Hayal, bu kadın hakkında bildiğin her şeyi anlat. Seni dinliyoruz.’’
Eda komiser,
‘’ Benimle ne ilgisi olabilir Amirim?’’
‘’ Sen önce bir dinle.’’
‘’ Antakya’dan ayrılırken bir hafta yol izni verdiler. Önce Marmara adasına uğrayıp üç günümü orada geçirmeye karar verdim. Bu kadınla plajda tanıştık. Daha doğrusu bana açıkça asıldı. Yanındaki erkek arkadaşıyla beraber beni yemeğe davet etti. Bende işin nereye varacağını merak ettiğim için kabul ettim.
Yemekte bana yatak arkadaşı olmam için teklifte bulundu. Bende kibarca teklifini reddedip o taraklarda bezim olmadığını söyleyerek yanlarından ayrıldım.’’
Eda Komiser,
‘’ Emin misin Hayal? Bana öyle bir şey söyle ki inanayım?’’
‘’ Kadın için bir şey söyleyemem. Bildiğimiz sevicilerden biri. Benim asıl dikkatimi çeken, adam oldu. Konuşurken zorlanıyor ve peltek, peltek konuşuyordu.’’
‘’ Allah kahretmesin biz onları burada ararken, onlar günlerini eğlenerek geçiriyorlar.’’
‘’ Merak etmeyin Eda Komiserim, iki üç gün daha takılıp İstanbul’a dönecekler. Bana adreslerini bile verdiler.’’
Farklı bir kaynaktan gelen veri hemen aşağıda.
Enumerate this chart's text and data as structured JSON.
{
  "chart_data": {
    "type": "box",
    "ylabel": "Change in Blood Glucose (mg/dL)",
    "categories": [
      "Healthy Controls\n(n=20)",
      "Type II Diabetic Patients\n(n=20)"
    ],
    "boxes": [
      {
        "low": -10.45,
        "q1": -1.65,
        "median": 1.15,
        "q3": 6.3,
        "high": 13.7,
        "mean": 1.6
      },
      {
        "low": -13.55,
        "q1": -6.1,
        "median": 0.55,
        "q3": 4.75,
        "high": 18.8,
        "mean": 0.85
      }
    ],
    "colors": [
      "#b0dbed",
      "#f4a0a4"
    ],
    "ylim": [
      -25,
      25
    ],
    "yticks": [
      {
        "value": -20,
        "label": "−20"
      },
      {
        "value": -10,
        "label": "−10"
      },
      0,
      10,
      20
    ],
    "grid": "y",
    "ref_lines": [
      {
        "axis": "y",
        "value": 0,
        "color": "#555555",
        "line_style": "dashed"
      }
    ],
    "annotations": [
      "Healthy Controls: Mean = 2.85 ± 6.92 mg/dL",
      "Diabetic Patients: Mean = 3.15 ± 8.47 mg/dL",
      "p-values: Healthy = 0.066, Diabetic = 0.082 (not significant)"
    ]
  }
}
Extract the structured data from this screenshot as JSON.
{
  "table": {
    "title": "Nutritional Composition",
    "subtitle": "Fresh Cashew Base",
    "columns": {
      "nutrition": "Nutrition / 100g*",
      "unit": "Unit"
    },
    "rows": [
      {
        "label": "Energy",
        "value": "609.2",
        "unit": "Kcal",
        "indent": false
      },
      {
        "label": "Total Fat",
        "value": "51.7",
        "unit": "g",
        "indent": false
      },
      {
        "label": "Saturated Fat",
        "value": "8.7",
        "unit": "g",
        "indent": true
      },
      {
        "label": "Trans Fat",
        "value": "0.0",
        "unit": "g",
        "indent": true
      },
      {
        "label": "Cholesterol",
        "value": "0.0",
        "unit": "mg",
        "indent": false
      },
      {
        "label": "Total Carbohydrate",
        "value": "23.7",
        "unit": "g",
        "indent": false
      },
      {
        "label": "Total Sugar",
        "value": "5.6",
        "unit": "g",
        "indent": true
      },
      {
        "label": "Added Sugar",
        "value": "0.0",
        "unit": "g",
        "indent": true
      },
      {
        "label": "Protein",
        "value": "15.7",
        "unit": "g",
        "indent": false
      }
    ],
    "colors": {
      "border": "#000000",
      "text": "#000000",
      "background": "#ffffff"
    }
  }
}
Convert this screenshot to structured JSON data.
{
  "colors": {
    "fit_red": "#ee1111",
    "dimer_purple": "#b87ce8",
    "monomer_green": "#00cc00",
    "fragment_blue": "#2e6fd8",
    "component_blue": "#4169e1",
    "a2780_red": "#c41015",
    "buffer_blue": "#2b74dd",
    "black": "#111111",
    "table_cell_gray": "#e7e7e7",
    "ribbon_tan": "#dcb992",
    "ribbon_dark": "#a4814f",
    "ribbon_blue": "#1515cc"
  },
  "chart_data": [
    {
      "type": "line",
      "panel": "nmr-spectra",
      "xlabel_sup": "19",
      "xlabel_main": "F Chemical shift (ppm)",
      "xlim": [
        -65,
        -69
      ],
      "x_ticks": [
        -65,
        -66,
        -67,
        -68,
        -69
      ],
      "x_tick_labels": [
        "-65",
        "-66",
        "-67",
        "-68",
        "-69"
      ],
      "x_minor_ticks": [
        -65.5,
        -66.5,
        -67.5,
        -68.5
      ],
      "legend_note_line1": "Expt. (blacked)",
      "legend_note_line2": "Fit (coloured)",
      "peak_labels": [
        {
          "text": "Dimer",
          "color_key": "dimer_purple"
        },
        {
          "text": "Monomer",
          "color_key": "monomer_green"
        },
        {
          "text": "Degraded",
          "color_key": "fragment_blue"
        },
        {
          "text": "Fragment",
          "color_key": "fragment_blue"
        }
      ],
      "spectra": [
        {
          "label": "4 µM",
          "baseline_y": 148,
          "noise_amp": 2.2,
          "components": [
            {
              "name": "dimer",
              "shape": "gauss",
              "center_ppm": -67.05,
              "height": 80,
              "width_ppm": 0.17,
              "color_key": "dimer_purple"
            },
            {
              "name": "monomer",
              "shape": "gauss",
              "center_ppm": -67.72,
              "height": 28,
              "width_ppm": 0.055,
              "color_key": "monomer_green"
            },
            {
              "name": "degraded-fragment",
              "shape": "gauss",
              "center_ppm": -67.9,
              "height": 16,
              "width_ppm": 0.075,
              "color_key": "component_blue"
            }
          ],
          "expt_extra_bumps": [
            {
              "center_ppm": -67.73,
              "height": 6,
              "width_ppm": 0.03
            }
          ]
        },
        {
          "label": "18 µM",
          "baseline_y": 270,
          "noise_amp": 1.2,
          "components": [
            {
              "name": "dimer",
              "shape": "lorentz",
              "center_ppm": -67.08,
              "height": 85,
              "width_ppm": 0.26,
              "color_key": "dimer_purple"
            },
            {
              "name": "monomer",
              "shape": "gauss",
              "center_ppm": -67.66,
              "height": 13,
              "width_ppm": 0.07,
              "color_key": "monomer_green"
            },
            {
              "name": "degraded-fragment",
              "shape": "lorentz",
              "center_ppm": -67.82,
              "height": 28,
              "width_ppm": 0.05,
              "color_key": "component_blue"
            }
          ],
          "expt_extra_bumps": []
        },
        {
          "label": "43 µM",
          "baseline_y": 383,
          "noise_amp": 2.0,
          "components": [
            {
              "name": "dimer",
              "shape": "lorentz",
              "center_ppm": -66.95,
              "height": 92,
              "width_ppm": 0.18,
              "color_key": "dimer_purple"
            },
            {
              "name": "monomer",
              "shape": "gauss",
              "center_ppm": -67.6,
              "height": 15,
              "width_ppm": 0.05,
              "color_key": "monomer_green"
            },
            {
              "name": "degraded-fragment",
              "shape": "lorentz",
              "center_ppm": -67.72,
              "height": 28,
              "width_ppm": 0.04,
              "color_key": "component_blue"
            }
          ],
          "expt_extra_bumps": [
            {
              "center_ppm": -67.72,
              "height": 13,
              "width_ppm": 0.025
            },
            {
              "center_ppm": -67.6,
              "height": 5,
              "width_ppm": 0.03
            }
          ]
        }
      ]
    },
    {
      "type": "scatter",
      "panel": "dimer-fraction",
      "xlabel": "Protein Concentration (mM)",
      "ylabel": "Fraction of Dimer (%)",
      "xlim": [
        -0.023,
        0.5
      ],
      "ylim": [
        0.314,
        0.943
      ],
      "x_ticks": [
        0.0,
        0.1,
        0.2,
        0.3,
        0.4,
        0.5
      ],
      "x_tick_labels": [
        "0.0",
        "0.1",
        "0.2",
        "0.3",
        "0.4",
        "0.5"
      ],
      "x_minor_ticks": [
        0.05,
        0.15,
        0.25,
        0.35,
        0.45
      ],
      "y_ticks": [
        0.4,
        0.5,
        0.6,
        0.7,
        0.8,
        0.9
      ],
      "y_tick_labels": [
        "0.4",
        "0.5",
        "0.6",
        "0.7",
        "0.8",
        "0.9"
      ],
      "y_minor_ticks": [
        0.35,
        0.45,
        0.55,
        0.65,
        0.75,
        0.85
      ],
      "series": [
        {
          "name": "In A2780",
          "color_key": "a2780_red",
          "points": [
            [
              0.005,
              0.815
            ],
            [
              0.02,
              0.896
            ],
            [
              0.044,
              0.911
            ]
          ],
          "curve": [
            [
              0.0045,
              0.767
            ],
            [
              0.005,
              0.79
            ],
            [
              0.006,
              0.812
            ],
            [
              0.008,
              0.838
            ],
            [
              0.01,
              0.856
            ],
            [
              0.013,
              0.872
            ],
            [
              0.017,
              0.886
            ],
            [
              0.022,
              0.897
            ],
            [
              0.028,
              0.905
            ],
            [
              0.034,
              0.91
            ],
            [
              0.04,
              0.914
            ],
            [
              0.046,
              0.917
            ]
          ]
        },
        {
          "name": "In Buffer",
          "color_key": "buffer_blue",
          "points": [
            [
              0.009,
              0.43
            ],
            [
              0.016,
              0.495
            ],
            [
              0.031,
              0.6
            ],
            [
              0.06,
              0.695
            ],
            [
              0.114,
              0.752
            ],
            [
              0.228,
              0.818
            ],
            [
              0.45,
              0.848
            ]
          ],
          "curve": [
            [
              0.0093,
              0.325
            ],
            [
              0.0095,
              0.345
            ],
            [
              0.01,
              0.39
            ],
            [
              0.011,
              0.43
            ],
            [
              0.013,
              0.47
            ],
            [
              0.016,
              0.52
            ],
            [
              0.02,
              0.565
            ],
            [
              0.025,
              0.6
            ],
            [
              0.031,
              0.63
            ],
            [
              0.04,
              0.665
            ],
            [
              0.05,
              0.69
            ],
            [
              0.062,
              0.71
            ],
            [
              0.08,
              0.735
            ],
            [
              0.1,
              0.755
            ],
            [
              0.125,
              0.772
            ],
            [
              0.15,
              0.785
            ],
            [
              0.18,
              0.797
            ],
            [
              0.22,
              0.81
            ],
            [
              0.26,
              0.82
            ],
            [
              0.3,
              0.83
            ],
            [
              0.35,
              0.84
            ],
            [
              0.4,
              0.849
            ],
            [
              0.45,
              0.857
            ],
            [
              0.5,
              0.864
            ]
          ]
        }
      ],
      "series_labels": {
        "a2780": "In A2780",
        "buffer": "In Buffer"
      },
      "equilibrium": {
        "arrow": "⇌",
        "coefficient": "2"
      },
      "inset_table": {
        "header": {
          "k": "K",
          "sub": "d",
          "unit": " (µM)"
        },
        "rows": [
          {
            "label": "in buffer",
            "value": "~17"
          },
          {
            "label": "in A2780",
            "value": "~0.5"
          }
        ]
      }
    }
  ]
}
Eda, birden heyecanlanarak,
‘’ Nerede adresin yazılı olduğu kâğıt?’’
‘’ Sadece söylediler. Beylikdüzünde’’
‘’ Orayı biliyoruz ne yazık ki.’’
Sedat Amir,
‘’ O adresi alırken ne düşünüyordun?’’
‘’ Amirim sizin burada çalışma şeklinizi bilemem ama bu tür insanların elimizin altında olmasının her zaman faydasını gördüm. Bende telefon numaramı verdim. Bakarsınız beni arar. Bende teklifini düşündüğümü ve kabul etmeye karar verdiğimi söylerim. Buluşmaya geldiğinde, karşısında beni değil bizim ekibi bulur. Hepinizle tanıştığıma memnun oldum. Zaman içinde tek, tek de tanışırız.’’
Konuşmasını bitirdiğinde hepimizin ağzı bir karış açıktı. Edanın şaşkınlığı yüzünden akıyordu.
Hansa,
‘’ Eda kapa ağzını yoksa sinek kaçacak.’’
‘’ Hepiniz kapayın ağzınızı. Aramıza hoş geldin Hayal Komiser, hem de dolu, dolu geldin.’’
2
Paydostan sonra, sağa sola bakınmadan otele döndüm. Odama çıkarken, az daha biriyle çarpışıyordum. Başımı kaldırıp kadına bakınca, göz göze geldik.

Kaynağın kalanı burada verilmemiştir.